The book chronicles the story of those from two neighbouring civil parishes who gave their lives in the two great world wars of the twentieth century, and who are remembered in one of the four churches that serve these parishes.

Copiously illustrated, the entries for each name commemorated tell something of the appalling horror and waste so typical of those wars, but also of the camaraderie and courage displayed by so many ordinary village folk.  There are accounts, too, of what it was like on the home front, including at a local manor house turned hospital, of a civilian casualty in World War II, and of one man who died in the Korean War.

The research and production of this book was funded by a grant from the Local Heritage Initiative.  The book forms one part of the project "The People of Olveston and Aust in Peace and War".  The local Heritage Initiative is a partnership between the Heritage Lottery Fund, Nationwide Building Society and the Countryside Agency.

 

 Cover of Yesteryear

Yesteryear - First published 2006, reprinted 2011. 

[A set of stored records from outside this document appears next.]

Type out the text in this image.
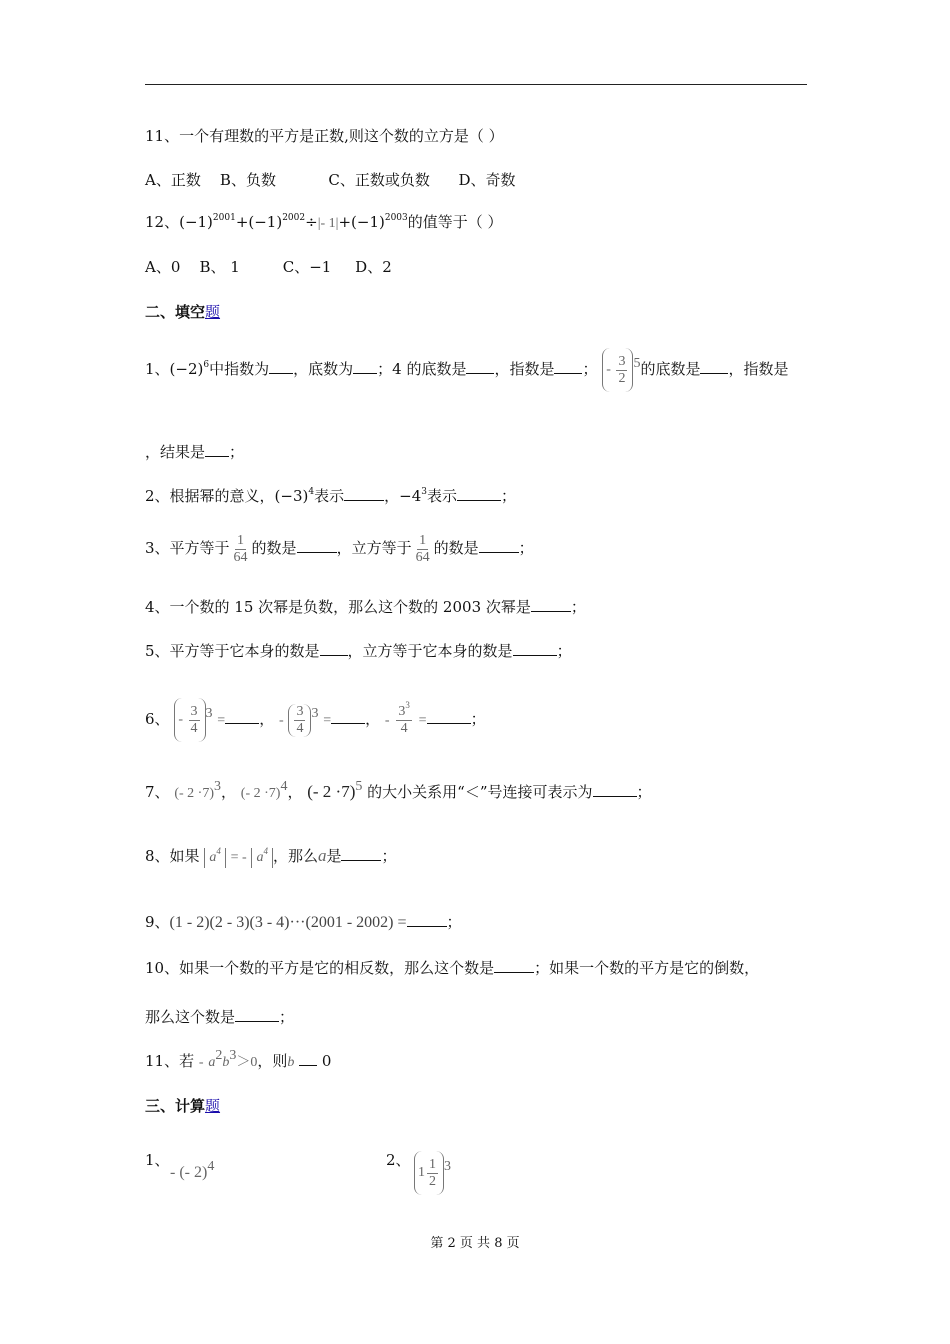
11、一个有理数的平方是正数,则这个数的立方是（ ）
A、正数 B、负数	C、正数或负数 D、奇数
12、$(-1)^{2001}+(-1)^{2002}\div|-$ $1|+(-1)^{2003}$的值等于（ ）
A、0 B、 1	C、−1 D、2
二、填空题
1、$(-2)^6$中指数为 ，底数为 ；4 的底数是 ，指数是 ； -
$\frac{3}{2} ^5$的底数是 ，指数是
，结果是 ；
2、根据幂的意义，$(-3)^4$表示	，$-4^3$表示	；
3、平方等于 $\frac{1}{64}$ 的数是	，立方等于 $\frac{1}{64}$ 的数是	；
4、一个数的 15 次幂是负数，那么这个数的 2003 次幂是	；
5、平方等于它本身的数是 ，立方等于它本身的数是	；
6、 -
$\frac{3}{4} ^3$ = ， - $\frac{3}{4} ^3$ = ， - $\frac{3^3}{4}$ =	；
7、 (- 2 ·7)$^3$， (- 2 ·7)$^4$， (- 2 ·7)$^5$ 的大小关系用“＜”号连接可表示为	；
8、如果 $a^4$ = - $a^4$ ，那么a是	；
9、(1 - 2)(2 - 3)(3 - 4)···(2001 - 2002) =	；
10、如果一个数的平方是它的相反数，那么这个数是	；如果一个数的平方是它的倒数，
那么这个数是	；
11、若 - $a^2b^3>0$，则b 0
三、计算题
1、
- (- 2)$^4$	2、
$1 \frac{1}{2} ^3$
第 2 页 共 8 页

This is a fascinating collection of papers which are not large enough to justify individual publication.

They incude the appropriation of Olveston's early wealth by Bath Abbey; the "Fearful Newes" of the loss of Olveston's church steeple; one of the very first censuses taken in the country; the famous Tockington Regiment; the story of The White Hart Inn; the return of a Boer War hero and much, much more.